Patrick Byrne. That would be Pat. Down on the little piece of paper.
“No one wants to frighten you,” the policeman said. He leaned forward and pointed his pencil toward Tod, now like, most horribly, the school superintendent. “This is a serious thing. I want you to realize that. Tell me how you killed that little girl.”
Tod gasped; once he had been caught copying from his book in an exam.
“Listen, sonny,” the policeman said, “we’re going to put you in jail.”

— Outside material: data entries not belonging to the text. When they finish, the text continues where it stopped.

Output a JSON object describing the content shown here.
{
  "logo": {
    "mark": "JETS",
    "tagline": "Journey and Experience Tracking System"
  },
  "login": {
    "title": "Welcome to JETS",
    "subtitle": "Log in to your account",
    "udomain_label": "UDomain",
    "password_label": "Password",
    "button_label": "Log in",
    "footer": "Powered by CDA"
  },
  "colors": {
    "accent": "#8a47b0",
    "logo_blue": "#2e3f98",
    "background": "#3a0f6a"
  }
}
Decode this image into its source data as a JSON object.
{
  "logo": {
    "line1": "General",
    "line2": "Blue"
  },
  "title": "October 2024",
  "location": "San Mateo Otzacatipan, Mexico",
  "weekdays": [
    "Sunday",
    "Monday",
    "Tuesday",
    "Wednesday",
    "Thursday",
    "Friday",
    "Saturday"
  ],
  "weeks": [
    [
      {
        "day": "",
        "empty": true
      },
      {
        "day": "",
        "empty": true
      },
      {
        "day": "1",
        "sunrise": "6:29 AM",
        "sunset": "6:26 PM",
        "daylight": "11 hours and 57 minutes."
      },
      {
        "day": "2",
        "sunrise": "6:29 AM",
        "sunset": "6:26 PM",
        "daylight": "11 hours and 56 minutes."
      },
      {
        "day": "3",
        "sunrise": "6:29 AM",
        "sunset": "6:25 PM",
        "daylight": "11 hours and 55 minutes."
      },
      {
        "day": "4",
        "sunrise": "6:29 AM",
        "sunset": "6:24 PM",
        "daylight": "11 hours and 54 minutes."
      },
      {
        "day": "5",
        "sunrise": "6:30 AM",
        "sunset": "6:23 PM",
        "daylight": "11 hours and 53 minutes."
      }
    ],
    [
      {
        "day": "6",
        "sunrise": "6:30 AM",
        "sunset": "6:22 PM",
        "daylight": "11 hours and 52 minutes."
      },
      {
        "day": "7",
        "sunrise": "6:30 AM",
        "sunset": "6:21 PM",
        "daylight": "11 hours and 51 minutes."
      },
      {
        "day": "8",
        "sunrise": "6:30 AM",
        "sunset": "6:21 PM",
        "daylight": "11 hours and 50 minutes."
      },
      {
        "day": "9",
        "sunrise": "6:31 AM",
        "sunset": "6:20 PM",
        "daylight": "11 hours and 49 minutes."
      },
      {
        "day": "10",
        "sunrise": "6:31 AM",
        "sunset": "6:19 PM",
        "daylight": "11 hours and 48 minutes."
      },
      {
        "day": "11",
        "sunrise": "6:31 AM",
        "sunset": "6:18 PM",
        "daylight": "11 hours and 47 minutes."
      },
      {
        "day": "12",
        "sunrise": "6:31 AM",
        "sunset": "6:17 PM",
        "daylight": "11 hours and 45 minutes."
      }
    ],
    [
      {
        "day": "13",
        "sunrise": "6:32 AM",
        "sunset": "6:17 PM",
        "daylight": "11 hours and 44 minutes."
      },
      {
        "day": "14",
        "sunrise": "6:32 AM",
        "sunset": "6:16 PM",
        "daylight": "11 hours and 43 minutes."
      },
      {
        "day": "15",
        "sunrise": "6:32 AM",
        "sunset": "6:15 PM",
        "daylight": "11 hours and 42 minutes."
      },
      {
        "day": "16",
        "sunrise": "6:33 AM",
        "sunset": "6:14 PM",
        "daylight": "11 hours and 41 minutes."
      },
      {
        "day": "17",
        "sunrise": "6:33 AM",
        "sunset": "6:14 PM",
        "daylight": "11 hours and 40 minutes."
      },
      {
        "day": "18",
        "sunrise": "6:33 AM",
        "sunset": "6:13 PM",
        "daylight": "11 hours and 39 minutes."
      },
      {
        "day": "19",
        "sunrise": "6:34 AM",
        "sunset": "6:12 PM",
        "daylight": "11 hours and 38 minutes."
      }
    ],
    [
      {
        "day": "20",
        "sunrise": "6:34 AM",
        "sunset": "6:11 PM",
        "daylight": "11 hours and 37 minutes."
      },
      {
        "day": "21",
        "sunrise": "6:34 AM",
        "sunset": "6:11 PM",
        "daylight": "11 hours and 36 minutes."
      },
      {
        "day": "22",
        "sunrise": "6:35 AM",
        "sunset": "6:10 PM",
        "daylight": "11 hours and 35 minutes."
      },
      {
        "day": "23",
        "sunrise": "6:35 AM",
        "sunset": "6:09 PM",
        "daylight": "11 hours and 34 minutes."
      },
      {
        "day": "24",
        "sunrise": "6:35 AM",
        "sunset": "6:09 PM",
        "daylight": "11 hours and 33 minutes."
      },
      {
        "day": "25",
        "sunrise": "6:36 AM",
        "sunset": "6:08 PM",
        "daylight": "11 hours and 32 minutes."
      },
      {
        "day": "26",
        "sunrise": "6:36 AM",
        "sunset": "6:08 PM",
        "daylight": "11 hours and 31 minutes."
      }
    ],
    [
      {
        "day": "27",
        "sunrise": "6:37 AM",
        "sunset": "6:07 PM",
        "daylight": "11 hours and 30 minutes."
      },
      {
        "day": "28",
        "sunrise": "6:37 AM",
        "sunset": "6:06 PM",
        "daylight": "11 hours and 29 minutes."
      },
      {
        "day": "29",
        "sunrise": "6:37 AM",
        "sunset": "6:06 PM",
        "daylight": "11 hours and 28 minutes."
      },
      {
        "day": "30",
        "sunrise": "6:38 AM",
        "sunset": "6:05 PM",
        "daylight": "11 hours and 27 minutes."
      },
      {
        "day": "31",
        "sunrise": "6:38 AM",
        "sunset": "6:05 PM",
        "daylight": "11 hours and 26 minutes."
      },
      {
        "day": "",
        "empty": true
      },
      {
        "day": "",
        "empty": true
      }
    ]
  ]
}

Without waiting, he stood up after this, and said, gathering his papers together, “Don’t try to run away again. I’m going to leave you here for a little while to think about all this. When you decide to tell me all about it you let me know.” He went out the living-room door, his big back stern and unforgiving and angry as the door closed behind him.
• • •
He was gone longer than he intended, nearly an hour, but Mr. Desmond, crying now, detained him in the hall, and when he came back Tod was dead.
He had taken a piece of clothesline from the kitchen, and his own chair to stand on, the one he sat on every night at dinner. Hanging, his body was straighter than it had ever been in life.
The policeman stood for a minute just inside the door, looking at Tod and flipping his thumbnail across the papers he still held in his hand. “Well,” he said in a great gusty breath, and, finally, “That settles that,” he said.
• • •
Harriet Merriam woke up the next morning with a recollection of disaster. Looking around her sunny room with her head still on the pillow, she searched for the source of the flat dead feeling inside her, the knowledge of despair. Something had happened. She remembered slowly; standing in the street she remembered clearly, and coming home alone to bed in the darkness, and, before that, the people in the street, and Mr. Desmond. Mr. Desmond was part of it, she remembered then, and at last it came to her: he was standing laughing in the kitchen when she went by, following Miss Tyler into the house to hear . . . fat.